No Groton spraying effort planned despite West Nile virus confirmation

By Sun Staff and Associated Press

Mystic -A dead crow found near the Mystic River earlier this month has tested positive for the West Nile virus, officials said Tuesday.

But, unlike its counterpart, the Rhode Island Department of Environmental Management which sprayed areas of Westerly for mosquitoes Monday night, the Connecticut Department of Environmental Protection said Tuesday there is no plan to spray insecticide in the area.

The confirmation of the West Nile virus in the Groton area marks the latest in several Connecticut communities. The virus has been found in dead birds or mosquitoes in 29 communities around the state, including six that were just reported Tuesday.

In addition to the case in Groton, West Nile was confirmed Tuesday in crows tested in Bethel, New Britain, Waterbury, Bloomfield, Mystic and Monroe. All the crows were found to have the mosquito-borne virus when tested between Aug. 17 and 23. Infected birds also were found in eight communities where the virus had also been detected earlier this summer: Chesire, Fairfield, Milford, Shelton, Darien, New Canaan, Wallingford and West Hartford.

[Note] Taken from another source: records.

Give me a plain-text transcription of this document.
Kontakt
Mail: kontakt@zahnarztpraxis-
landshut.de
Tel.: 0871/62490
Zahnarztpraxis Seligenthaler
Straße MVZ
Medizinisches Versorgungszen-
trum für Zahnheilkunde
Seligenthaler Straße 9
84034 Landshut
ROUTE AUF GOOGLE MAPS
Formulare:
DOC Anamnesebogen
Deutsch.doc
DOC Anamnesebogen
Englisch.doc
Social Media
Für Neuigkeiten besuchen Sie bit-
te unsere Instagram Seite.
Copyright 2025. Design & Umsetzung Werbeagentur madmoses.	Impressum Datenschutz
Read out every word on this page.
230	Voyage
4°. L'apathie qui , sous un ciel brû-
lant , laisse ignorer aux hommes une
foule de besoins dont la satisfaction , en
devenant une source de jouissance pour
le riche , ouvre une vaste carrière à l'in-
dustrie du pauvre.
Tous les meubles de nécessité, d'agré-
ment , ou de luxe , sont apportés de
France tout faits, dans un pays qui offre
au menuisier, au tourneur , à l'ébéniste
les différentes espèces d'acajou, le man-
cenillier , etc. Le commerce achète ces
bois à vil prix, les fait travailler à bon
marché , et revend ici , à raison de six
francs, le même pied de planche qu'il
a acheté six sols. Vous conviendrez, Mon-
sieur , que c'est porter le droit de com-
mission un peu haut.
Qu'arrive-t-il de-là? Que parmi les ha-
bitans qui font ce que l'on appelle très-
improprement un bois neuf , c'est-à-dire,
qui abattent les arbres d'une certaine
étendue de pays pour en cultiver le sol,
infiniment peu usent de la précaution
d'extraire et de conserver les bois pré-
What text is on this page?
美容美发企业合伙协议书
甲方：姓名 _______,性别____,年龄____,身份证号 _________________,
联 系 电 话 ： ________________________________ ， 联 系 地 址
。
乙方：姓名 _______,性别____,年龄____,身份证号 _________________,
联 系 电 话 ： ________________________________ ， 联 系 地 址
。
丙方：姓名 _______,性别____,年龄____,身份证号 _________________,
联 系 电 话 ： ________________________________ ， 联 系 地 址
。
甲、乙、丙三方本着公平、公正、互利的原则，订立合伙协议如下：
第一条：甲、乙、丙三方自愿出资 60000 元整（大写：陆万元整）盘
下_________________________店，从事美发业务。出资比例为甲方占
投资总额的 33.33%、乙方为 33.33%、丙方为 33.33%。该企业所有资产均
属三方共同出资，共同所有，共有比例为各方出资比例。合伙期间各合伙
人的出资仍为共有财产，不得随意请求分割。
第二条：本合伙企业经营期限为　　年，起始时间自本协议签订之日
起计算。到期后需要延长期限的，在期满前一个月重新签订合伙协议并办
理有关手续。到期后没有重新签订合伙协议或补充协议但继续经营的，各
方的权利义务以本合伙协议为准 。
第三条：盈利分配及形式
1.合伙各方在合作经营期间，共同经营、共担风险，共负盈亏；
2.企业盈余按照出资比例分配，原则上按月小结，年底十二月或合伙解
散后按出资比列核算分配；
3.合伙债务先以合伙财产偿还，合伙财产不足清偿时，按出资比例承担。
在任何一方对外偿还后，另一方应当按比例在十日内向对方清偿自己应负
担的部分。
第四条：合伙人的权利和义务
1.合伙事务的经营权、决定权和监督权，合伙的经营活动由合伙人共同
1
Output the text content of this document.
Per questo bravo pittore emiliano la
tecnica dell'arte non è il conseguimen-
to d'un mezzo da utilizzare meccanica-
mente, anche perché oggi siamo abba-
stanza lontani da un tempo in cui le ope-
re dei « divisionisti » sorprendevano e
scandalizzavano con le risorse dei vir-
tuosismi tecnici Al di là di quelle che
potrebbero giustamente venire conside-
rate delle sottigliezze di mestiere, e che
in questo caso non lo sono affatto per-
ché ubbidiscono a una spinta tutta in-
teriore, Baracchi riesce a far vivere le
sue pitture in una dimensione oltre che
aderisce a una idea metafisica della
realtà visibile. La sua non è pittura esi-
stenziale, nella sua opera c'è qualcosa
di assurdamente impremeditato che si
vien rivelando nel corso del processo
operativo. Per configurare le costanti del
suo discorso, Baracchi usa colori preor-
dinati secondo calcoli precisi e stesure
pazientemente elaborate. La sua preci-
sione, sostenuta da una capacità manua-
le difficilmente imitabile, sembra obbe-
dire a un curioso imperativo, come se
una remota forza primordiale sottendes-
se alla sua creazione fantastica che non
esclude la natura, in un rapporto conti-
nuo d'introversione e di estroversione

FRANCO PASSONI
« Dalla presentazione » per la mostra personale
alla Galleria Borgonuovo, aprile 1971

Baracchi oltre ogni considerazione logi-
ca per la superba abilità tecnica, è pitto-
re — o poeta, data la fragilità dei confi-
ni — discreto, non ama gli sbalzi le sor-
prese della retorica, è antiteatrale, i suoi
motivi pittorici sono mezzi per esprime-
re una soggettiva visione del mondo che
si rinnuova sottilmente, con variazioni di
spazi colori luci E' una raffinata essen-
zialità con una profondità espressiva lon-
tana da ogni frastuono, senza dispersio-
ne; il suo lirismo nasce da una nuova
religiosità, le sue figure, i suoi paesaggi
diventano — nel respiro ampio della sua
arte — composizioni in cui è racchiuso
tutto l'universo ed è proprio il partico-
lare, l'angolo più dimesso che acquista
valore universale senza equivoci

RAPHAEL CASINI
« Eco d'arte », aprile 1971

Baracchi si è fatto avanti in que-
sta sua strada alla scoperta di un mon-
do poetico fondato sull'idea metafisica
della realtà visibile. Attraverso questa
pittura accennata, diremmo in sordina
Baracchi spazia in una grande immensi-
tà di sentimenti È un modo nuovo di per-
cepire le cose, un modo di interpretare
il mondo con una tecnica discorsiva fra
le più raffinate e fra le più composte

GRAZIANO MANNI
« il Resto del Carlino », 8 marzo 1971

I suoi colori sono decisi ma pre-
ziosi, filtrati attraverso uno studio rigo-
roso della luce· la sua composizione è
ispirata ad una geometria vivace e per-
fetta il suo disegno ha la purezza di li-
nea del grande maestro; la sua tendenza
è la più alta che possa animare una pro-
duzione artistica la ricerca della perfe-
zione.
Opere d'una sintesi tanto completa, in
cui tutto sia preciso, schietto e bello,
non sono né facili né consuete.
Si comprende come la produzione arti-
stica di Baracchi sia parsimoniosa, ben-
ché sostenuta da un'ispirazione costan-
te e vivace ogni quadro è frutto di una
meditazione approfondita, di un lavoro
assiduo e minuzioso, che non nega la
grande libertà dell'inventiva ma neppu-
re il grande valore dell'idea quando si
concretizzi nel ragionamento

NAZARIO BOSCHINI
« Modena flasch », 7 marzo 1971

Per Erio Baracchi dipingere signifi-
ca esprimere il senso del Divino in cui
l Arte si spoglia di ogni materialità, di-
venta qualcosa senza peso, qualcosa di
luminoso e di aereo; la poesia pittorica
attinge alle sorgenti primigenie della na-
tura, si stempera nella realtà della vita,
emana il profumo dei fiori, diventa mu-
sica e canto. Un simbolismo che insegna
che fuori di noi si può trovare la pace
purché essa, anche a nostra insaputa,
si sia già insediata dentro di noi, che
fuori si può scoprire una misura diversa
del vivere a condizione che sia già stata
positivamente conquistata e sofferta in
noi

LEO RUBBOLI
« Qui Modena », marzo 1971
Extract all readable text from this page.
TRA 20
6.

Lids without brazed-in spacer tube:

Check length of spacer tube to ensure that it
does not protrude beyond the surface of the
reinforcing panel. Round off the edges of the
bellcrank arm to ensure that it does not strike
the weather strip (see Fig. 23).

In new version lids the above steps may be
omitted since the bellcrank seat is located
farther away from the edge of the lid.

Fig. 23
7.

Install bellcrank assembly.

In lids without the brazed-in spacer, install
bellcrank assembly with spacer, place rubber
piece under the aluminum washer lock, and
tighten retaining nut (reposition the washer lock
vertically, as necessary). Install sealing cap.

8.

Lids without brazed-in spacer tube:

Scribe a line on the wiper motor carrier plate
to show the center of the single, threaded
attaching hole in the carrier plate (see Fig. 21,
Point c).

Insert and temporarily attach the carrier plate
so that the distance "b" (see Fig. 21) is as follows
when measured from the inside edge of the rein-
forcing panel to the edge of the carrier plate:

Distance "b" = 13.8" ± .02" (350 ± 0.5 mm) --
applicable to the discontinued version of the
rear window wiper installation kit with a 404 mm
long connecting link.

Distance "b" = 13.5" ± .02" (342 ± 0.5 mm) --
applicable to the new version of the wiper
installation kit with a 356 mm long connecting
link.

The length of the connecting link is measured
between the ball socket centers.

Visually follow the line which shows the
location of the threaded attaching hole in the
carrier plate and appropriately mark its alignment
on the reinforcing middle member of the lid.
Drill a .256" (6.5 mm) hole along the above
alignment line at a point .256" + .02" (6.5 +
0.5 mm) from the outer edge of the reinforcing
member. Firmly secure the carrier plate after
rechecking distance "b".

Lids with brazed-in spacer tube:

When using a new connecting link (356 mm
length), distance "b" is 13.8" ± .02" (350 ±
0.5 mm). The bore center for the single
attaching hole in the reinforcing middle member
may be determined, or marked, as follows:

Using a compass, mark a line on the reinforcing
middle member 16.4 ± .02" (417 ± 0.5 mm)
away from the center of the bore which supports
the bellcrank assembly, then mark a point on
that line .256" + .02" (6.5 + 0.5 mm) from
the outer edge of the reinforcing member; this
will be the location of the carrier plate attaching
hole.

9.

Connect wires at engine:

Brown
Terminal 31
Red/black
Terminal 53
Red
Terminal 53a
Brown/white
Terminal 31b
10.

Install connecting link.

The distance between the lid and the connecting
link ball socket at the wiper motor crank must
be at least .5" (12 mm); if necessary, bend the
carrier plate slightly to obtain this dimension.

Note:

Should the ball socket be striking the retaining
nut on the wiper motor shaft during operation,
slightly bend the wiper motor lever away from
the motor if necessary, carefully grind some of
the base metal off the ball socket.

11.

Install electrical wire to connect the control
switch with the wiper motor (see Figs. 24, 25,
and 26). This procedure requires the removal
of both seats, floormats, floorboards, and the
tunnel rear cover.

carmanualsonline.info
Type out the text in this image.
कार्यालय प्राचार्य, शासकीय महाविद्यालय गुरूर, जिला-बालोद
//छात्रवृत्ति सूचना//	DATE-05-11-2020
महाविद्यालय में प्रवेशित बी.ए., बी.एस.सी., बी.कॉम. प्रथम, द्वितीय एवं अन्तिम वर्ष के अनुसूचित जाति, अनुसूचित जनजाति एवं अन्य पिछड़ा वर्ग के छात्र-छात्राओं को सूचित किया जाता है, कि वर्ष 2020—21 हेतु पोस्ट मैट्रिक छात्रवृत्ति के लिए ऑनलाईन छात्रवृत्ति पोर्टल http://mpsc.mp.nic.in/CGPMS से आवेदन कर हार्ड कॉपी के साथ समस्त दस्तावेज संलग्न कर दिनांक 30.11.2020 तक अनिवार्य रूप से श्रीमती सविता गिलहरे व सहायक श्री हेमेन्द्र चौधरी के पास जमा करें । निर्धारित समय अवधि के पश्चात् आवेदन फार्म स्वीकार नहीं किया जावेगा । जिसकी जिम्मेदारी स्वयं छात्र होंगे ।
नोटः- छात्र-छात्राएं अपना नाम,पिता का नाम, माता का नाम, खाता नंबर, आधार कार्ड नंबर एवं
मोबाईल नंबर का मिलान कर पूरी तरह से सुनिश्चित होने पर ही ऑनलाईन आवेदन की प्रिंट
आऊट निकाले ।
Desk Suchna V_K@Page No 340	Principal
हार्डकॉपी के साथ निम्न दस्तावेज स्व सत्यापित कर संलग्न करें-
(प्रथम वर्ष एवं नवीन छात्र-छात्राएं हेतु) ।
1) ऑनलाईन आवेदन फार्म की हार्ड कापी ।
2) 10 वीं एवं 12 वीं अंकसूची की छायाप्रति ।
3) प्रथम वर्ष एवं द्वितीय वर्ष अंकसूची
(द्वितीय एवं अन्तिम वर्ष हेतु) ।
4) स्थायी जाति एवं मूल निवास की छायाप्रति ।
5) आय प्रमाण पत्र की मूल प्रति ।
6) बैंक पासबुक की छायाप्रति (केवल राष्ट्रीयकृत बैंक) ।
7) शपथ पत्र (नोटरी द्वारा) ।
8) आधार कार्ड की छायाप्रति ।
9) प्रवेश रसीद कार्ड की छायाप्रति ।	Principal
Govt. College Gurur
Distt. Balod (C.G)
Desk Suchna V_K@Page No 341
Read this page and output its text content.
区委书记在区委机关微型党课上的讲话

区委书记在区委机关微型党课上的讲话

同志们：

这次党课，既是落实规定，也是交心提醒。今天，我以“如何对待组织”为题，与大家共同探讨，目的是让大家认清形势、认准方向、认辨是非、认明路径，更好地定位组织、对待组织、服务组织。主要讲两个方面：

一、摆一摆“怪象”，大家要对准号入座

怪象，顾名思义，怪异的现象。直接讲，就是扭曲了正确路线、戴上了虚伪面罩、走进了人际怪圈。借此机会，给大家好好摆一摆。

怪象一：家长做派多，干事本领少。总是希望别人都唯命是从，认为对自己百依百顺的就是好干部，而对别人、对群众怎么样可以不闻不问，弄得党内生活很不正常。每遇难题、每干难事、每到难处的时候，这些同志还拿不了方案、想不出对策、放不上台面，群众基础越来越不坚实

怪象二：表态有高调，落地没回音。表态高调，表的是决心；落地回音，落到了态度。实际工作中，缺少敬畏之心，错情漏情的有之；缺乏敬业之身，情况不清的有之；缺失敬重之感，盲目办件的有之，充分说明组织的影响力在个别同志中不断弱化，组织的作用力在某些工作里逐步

Environmental and health officials in Connecticut and Rhode Island continued to emphasize Tuesday that the threat of a human being contracting West Nile is remote. But the discovery of an infected bird on Sherwood Drive in Westerly, as well as in a number of other Rhode Island towns, sent DEM and town officials scurrying to spray the insecticide Sumithrin in a 2-mile radius of where the infected bird was discovered.

According to Connecticut officials, policy is to begin spraying only if mosquitoes test positive for West Nile or the deadly Eastern equine encephalitis.

Authorities said 140 birds have tested positive for the virus in Connecticut so far this year, 136 of them crows.

The virus also has been found in three pools of mosquitoes collected in Stamford and Norwalk.

West Nile virus is transmitted to humans by mosquitoes that have bitten infected birds. In humans, the virus can sometimes lead to a deadly swelling of the brain. And the virus was blamed for seven deaths last year in the New York City borough of Queens.

But no human cases have ever been reported in either Connecticut or Rhode Island.

"Finding birds in six new communities does not come as a surprise," said Connecticut Department of Environmental Commissioner Arthur J. Rocque Jr.

"Positive crows have already turned up in many of the towns around the state at this point, and we expect to see positive crows all over the state,"

Rocque added. "All Connecticut residents should participate in protecting themselves from the bite of a mosquito and eliminate mosquito breeding sites."